Fw: [Telecentres] Working Group

David Leeming PFnet leeming at pipolfastaem.gov.sb
Thu Sep 30 11:09:09 BST 2004


Don,

As you bring us up, more on the Solomons. The approach where the demand from the community and the awareness and skills are an essential part of growth of the telecentres is borne out of the conditions here. Look at a map of the Solomons - don't just see a few large islands, but screw your eyes up so you can only see the hundreds of pinpoint communities, all isolated from each other. This implies many risks to sustainability. So we start small and allow the community to drive the growth - or not - depending on their perceived needs. Participatory research is an important part, too, and great with donors and/or making a business case.

What we want is for agencies to support applications of the network, rather than direct support, although we have welcomed that input in the initial growth stage. It's important for players in the different sectors to take ownership of this idea, and then we can help them to utilise the network which also helps to sustain it and stimulates utilisation - a win win situation. 

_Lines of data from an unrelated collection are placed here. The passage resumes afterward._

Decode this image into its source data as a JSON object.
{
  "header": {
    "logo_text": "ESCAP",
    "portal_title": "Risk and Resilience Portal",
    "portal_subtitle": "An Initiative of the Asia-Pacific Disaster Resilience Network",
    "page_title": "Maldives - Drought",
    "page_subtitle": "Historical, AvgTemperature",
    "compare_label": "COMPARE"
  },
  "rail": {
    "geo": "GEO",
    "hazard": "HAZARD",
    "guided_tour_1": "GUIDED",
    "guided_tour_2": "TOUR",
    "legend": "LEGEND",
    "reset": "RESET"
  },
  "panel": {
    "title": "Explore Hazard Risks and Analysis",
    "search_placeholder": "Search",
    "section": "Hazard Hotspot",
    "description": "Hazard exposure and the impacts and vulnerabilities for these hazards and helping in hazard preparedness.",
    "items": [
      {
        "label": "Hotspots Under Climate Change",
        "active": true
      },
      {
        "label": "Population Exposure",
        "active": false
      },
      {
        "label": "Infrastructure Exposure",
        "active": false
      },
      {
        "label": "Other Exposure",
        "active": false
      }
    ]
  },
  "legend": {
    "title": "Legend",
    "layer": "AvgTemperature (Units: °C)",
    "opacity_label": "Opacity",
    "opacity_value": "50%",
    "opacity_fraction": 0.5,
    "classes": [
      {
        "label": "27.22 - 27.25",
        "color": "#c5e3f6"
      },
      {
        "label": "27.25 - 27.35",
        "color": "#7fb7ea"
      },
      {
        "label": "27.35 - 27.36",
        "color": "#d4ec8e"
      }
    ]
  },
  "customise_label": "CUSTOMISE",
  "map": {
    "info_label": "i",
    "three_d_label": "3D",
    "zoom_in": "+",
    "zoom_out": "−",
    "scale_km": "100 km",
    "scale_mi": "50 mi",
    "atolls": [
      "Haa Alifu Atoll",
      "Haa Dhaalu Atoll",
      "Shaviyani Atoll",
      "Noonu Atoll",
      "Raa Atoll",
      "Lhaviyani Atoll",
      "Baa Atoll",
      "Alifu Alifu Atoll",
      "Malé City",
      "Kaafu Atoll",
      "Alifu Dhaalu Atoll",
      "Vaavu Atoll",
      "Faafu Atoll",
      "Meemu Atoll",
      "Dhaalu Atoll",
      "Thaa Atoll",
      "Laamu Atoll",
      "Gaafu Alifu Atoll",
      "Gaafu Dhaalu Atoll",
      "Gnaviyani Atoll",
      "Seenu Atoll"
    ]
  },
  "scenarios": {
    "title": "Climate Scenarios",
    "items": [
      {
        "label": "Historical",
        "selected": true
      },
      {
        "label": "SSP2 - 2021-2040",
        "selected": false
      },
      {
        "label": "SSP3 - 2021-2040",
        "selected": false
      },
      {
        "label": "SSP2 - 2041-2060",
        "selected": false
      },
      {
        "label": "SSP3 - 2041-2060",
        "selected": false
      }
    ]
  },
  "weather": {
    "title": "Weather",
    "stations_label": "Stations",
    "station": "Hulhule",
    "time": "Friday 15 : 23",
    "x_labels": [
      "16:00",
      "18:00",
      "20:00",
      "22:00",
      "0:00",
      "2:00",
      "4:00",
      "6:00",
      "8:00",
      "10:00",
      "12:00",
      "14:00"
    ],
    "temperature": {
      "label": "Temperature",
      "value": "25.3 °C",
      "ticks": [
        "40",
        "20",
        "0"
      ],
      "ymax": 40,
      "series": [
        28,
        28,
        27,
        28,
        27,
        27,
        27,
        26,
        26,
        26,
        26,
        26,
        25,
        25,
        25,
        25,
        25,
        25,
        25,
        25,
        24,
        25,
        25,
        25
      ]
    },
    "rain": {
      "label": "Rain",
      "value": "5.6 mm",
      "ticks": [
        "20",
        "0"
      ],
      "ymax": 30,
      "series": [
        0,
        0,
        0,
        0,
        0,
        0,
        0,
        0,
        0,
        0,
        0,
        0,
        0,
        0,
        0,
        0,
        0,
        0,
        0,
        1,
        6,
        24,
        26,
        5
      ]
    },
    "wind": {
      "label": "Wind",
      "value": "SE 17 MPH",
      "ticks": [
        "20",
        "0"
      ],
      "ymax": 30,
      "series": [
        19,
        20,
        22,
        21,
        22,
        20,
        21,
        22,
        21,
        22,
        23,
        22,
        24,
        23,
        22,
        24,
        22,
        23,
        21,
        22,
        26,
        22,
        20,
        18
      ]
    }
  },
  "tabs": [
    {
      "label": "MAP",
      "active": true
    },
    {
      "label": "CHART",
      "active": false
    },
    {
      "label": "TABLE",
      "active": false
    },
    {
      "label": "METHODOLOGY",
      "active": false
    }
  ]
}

However, in our experience it is very difficult to get these central institutions to take up this step and realise the potential. Even in simple matters such as creating an email enquiry point, with appropriate procedures and training (this is CRM really). So, these ideas should also be targeted at the points where these programmes are written. That is in the planning departments of government, but also the aid donor communities. 

David 
  ----- Original Message ----- 
  From: Don Cameron 
  To: 'Subbiah Arunachalam' ; 'Unisys' ; telecentres at wsis-cs.org 
  Sent: Wednesday, September 29, 2004 9:01 PM
  Subject: RE: [Telecentres] Working Group


  >> Shahiduddin Akbar comments that "Nowhere in the world, Telecentre has widely expanded".

   

  Arun I believe the reason for this (an aspect possibly integral to any WSIS presentation) is because most early Telecentre's were developed by comparatively affluent communities where the success of the Telecentre resulted in conceptual obsolescence and project transformation. There are arguably a great many more Telecentre's today, however we do not call them Telecentre's - These are Internet Cafés, Library PAC's (Public Access Centre's), BIC's & BEC's (Business Incubation and Enterprise Centres) and other point-of-presence initiatives born from the original concept of a Telecentre. A great many of these societies have also developed to the extent where physical points-of-presence are no longer required (wide domestic broadband dispersal and other modes of fostering access, familiarisation, training and content development). The number of Telecentre's is neither static nor declining. rather the concept is evolving as expected of any community initiative facing changes in community and market conditions (albeit Telecentre's contributed to this change).

   

  These are also communities where a concept of artificially sustaining a Telecentre (often cited by Government grant providers and others as an overriding requirement of all Telecentre's, although argued less so by most practitioners), can in fact be counterproductive to the overriding mission of community economic development. Technology and ICT providers do not enter a market and generate competitive advantage when the market is dominated by a single entity artificially sustained by Government (Australia lost a great many of our small community ISP's and other ICT initiatives before we learnt the truth of this lesson and ceased funding Telecentre's in affluent communities). 

   

  Matters of sustainability and Telecentre growth projections are aspects specific to communities lacking the economic and/or educational base and ability to move the mission of a Telecentre to the next stage of development. I am very supportive of a concept to sustain and develop Telecentre's where a Telecentre is required to meet the objectives of a needy community - less than supportive of expending tax-payer funds to artificially prop-up Telecentre's acting in competition with other service providers in affluent communities. In acknowledgement that funds will always be limited, I believe part of our focus should be to construct a model or formulae to help determine just where sustainability support and growth is required (the Solomon Islands?) and where such support is not required and possibly detrimental to other development (Sydney and surrounds for example). WSIS could well be used as a vessel to help support the equitable deployment of resources, and I would like nothing more than to see Australia redirect some funds away from local initiatives and financially support initiatives in the Solomon Islands on a basis of recognising the importance of Telecentre's for these communities as a focus of international aid.